Introducing our regular COVID-19 Data Analysis Update
The growing number of people infected with the SARS-CoV-2 virus and the enormous scale of the pandemic pose immense challenges for society and science worldwide. As an international mathematical research institute, we wish to contribute to the discussion by providing a statistical analysis of the growth rates underlying this pandemic.
This regularly updated report is a cautionary analysis of statistical trends from reported case numbers. Instead of simply extrapolating current growth trends, we seek to identify general trends in the dynamics of the growth rate, in order to estimate when countries may hopefully make a transition from alarming growth to a saturated phase. This can support researchers and policy makers in judging the effectiveness of various social distancing measures undertaken in different countries.

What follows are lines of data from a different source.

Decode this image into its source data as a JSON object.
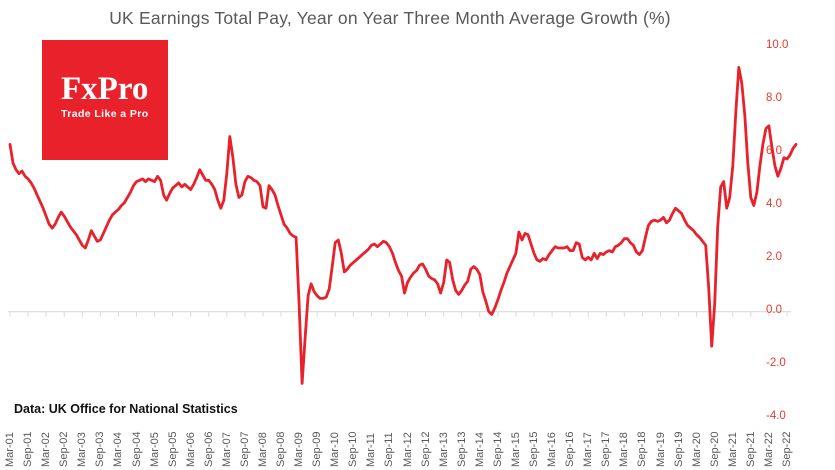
{
  "title": "UK Earnings Total Pay, Year on Year Three Month Average Growth (%)",
  "logo": {
    "name": "FxPro",
    "tagline": "Trade Like a Pro"
  },
  "source_note": "Data: UK Office for National Statistics",
  "colors": {
    "line": "#e8212b",
    "logo_bg": "#e8212b",
    "logo_text": "#ffffff",
    "title_text": "#595959",
    "x_label_text": "#595959",
    "y_label_text": "#e8392b",
    "axis_line": "#d9d9d9",
    "source_text": "#111111"
  },
  "chart_data": {
    "type": "line",
    "title": "UK Earnings Total Pay, Year on Year Three Month Average Growth (%)",
    "series_name": "Total pay YoY 3-month average growth (%)",
    "frequency": "monthly",
    "x_start": "2001-03",
    "x_end": "2022-12",
    "xlabel": "",
    "ylabel": "",
    "y_axis_side": "right",
    "grid": false,
    "x_label_rotation": -90,
    "ylim": [
      -4.0,
      10.0
    ],
    "y_ticks": [
      10,
      8,
      6,
      4,
      2,
      0,
      -2,
      -4
    ],
    "y_tick_labels": [
      "10.0",
      "8.0",
      "6.0",
      "4.0",
      "2.0",
      "0.0",
      "-2.0",
      "-4.0"
    ],
    "x_tick_labels": [
      "Mar-01",
      "Sep-01",
      "Mar-02",
      "Sep-02",
      "Mar-03",
      "Sep-03",
      "Mar-04",
      "Sep-04",
      "Mar-05",
      "Sep-05",
      "Mar-06",
      "Sep-06",
      "Mar-07",
      "Sep-07",
      "Mar-08",
      "Sep-08",
      "Mar-09",
      "Sep-09",
      "Mar-10",
      "Sep-10",
      "Mar-11",
      "Sep-11",
      "Mar-12",
      "Sep-12",
      "Mar-13",
      "Sep-13",
      "Mar-14",
      "Sep-14",
      "Mar-15",
      "Sep-15",
      "Mar-16",
      "Sep-16",
      "Mar-17",
      "Sep-17",
      "Mar-18",
      "Sep-18",
      "Mar-19",
      "Sep-19",
      "Mar-20",
      "Sep-20",
      "Mar-21",
      "Sep-21",
      "Mar-22",
      "Sep-22"
    ],
    "values": [
      6.3,
      5.6,
      5.35,
      5.2,
      5.3,
      5.1,
      5.0,
      4.85,
      4.65,
      4.4,
      4.15,
      3.9,
      3.6,
      3.3,
      3.15,
      3.3,
      3.55,
      3.75,
      3.6,
      3.4,
      3.2,
      3.05,
      2.9,
      2.7,
      2.5,
      2.4,
      2.7,
      3.05,
      2.85,
      2.65,
      2.7,
      2.95,
      3.2,
      3.45,
      3.65,
      3.75,
      3.85,
      4.0,
      4.1,
      4.3,
      4.5,
      4.75,
      4.9,
      4.95,
      5.0,
      4.9,
      5.0,
      4.95,
      4.9,
      5.1,
      4.95,
      4.4,
      4.2,
      4.45,
      4.65,
      4.75,
      4.85,
      4.7,
      4.8,
      4.7,
      4.6,
      4.8,
      5.05,
      5.35,
      5.15,
      4.95,
      4.95,
      4.8,
      4.6,
      4.2,
      3.9,
      4.2,
      5.2,
      6.6,
      5.8,
      4.8,
      4.3,
      4.4,
      4.9,
      5.1,
      5.05,
      4.95,
      4.9,
      4.75,
      3.95,
      3.9,
      4.75,
      4.6,
      4.4,
      4.0,
      3.65,
      3.3,
      3.15,
      2.95,
      2.85,
      2.8,
      0.3,
      -2.7,
      -1.0,
      0.6,
      1.05,
      0.75,
      0.6,
      0.5,
      0.5,
      0.55,
      0.85,
      1.7,
      2.6,
      2.7,
      2.2,
      1.5,
      1.6,
      1.75,
      1.85,
      1.95,
      2.05,
      2.15,
      2.25,
      2.35,
      2.5,
      2.55,
      2.45,
      2.55,
      2.65,
      2.6,
      2.45,
      2.2,
      1.85,
      1.55,
      1.35,
      0.7,
      1.1,
      1.3,
      1.45,
      1.55,
      1.75,
      1.8,
      1.6,
      1.35,
      1.25,
      1.2,
      1.05,
      0.7,
      1.1,
      1.95,
      1.85,
      1.2,
      0.8,
      0.65,
      0.8,
      1.0,
      1.15,
      1.6,
      1.7,
      1.6,
      1.4,
      0.75,
      0.4,
      0.0,
      -0.1,
      0.15,
      0.45,
      0.8,
      1.1,
      1.45,
      1.7,
      1.95,
      2.2,
      3.0,
      2.7,
      2.95,
      2.9,
      2.55,
      2.2,
      1.95,
      1.9,
      2.0,
      1.95,
      2.15,
      2.3,
      2.45,
      2.4,
      2.4,
      2.4,
      2.45,
      2.3,
      2.3,
      2.6,
      2.55,
      2.05,
      1.95,
      2.05,
      1.95,
      2.2,
      2.0,
      2.2,
      2.15,
      2.25,
      2.3,
      2.25,
      2.45,
      2.5,
      2.6,
      2.75,
      2.75,
      2.6,
      2.5,
      2.25,
      2.15,
      2.3,
      2.8,
      3.25,
      3.4,
      3.45,
      3.4,
      3.45,
      3.55,
      3.35,
      3.45,
      3.7,
      3.9,
      3.8,
      3.7,
      3.45,
      3.25,
      3.15,
      3.05,
      2.9,
      2.8,
      2.65,
      2.5,
      0.9,
      -1.3,
      0.3,
      3.2,
      4.7,
      4.9,
      3.9,
      4.3,
      5.5,
      7.5,
      9.2,
      8.6,
      7.4,
      5.6,
      4.3,
      4.0,
      4.5,
      5.5,
      6.3,
      6.9,
      7.0,
      6.2,
      5.5,
      5.1,
      5.4,
      5.8,
      5.75,
      5.9,
      6.15,
      6.3
    ]
  }
}
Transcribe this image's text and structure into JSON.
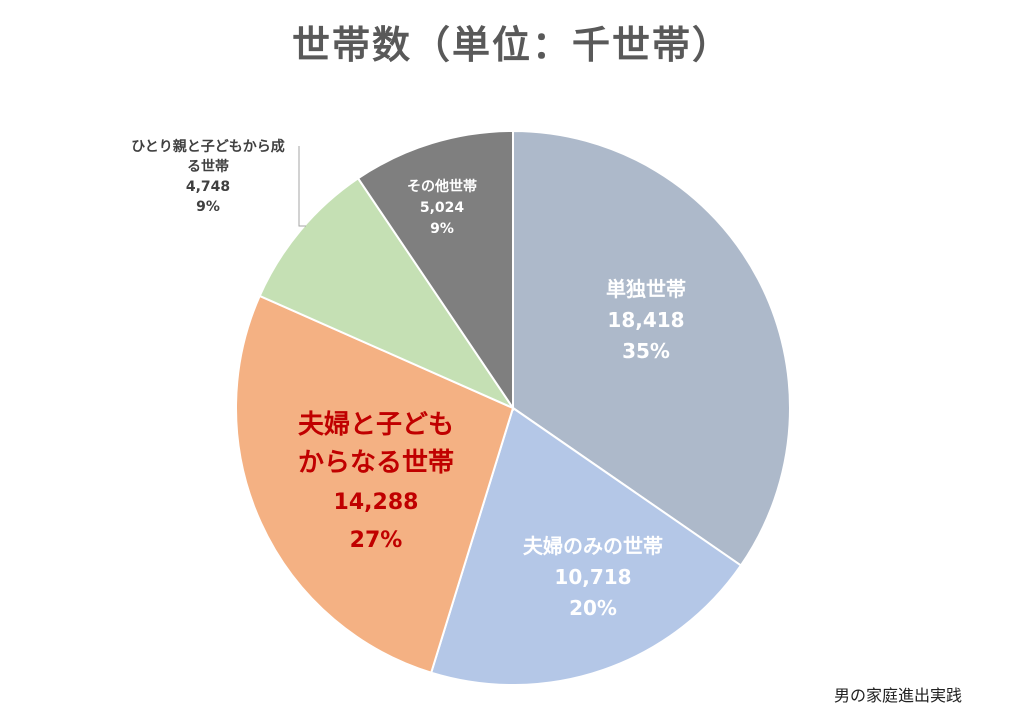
{
  "chart_data": {
    "type": "pie",
    "title": "世帯数（単位：千世帯）",
    "slices": [
      {
        "label_lines": [
          "単独世帯"
        ],
        "value": 18418,
        "value_text": "18,418",
        "percent_text": "35%",
        "color": "#adb9ca",
        "label_color": "#ffffff"
      },
      {
        "label_lines": [
          "夫婦のみの世帯"
        ],
        "value": 10718,
        "value_text": "10,718",
        "percent_text": "20%",
        "color": "#b4c7e7",
        "label_color": "#ffffff"
      },
      {
        "label_lines": [
          "夫婦と子ども",
          "からなる世帯"
        ],
        "value": 14288,
        "value_text": "14,288",
        "percent_text": "27%",
        "color": "#f4b183",
        "label_color": "#c00000"
      },
      {
        "label_lines": [
          "ひとり親と子どもから成",
          "る世帯"
        ],
        "value": 4748,
        "value_text": "4,748",
        "percent_text": "9%",
        "color": "#c5e0b4",
        "label_color": "#404040"
      },
      {
        "label_lines": [
          "その他世帯"
        ],
        "value": 5024,
        "value_text": "5,024",
        "percent_text": "9%",
        "color": "#7f7f7f",
        "label_color": "#ffffff"
      }
    ],
    "legend": "none"
  },
  "footer": {
    "credit": "男の家庭進出実践"
  }
}
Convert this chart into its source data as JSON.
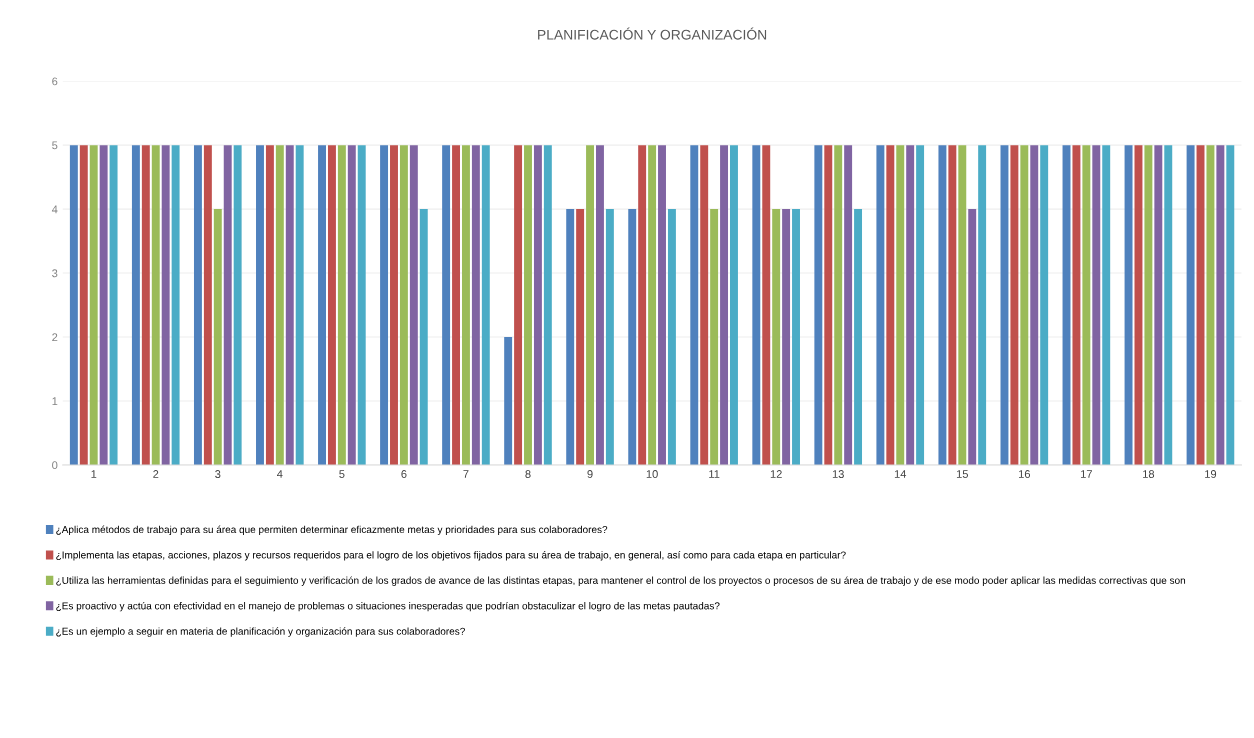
{
  "chart_data": {
    "type": "bar",
    "title": "PLANIFICACIÓN Y ORGANIZACIÓN",
    "categories": [
      "1",
      "2",
      "3",
      "4",
      "5",
      "6",
      "7",
      "8",
      "9",
      "10",
      "11",
      "12",
      "13",
      "14",
      "15",
      "16",
      "17",
      "18",
      "19"
    ],
    "series": [
      {
        "name": "¿Aplica métodos de trabajo para su área que permiten determinar eficazmente metas y prioridades para sus colaboradores?",
        "color": "#4f81bd",
        "values": [
          5,
          5,
          5,
          5,
          5,
          5,
          5,
          2,
          4,
          4,
          5,
          5,
          5,
          5,
          5,
          5,
          5,
          5,
          5
        ]
      },
      {
        "name": "¿Implementa las etapas, acciones, plazos y recursos requeridos para el logro de los objetivos fijados para su área de trabajo, en general, así como para cada etapa en particular?",
        "color": "#c0504d",
        "values": [
          5,
          5,
          5,
          5,
          5,
          5,
          5,
          5,
          4,
          5,
          5,
          5,
          5,
          5,
          5,
          5,
          5,
          5,
          5
        ]
      },
      {
        "name": "¿Utiliza las herramientas definidas para el seguimiento y verificación de los grados de avance de las distintas etapas, para mantener el control de los proyectos o procesos de su área de trabajo y de ese modo poder aplicar las medidas correctivas que son",
        "color": "#9bbb59",
        "values": [
          5,
          5,
          4,
          5,
          5,
          5,
          5,
          5,
          5,
          5,
          4,
          4,
          5,
          5,
          5,
          5,
          5,
          5,
          5
        ]
      },
      {
        "name": "¿Es proactivo y actúa con efectividad en el manejo de problemas o situaciones inesperadas que podrían obstaculizar el logro de las metas pautadas?",
        "color": "#8064a2",
        "values": [
          5,
          5,
          5,
          5,
          5,
          5,
          5,
          5,
          5,
          5,
          5,
          4,
          5,
          5,
          4,
          5,
          5,
          5,
          5
        ]
      },
      {
        "name": "¿Es un ejemplo a seguir en materia de planificación y organización para sus colaboradores?",
        "color": "#4bacc6",
        "values": [
          5,
          5,
          5,
          5,
          5,
          4,
          5,
          5,
          4,
          4,
          5,
          4,
          4,
          5,
          5,
          5,
          5,
          5,
          5
        ]
      }
    ],
    "ylim": [
      0,
      6
    ],
    "yticks": [
      0,
      1,
      2,
      3,
      4,
      5,
      6
    ],
    "grid": "y",
    "legend": "bottom"
  }
}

The data evaluation is performed by
Hoang Duc Luu and
Jürgen Jost from our
dynamical systems group.
Based on the respective growth rates according to the number of infected we differentiate between various periods of pandemic development. We believe that we can establish general statistical regularities in the dynamics of the growth rate, which are captured by a simple linear regression. A linear extrapolation of this regression allows us to make a robust prediction on the final number of infected cases, once the growth rate has stabilized at a low enough level (r<0.1). The results of this evaluation of growth rate trends for countries with more than 1000 confirmed COVID-19 cases are represented in the forecast table.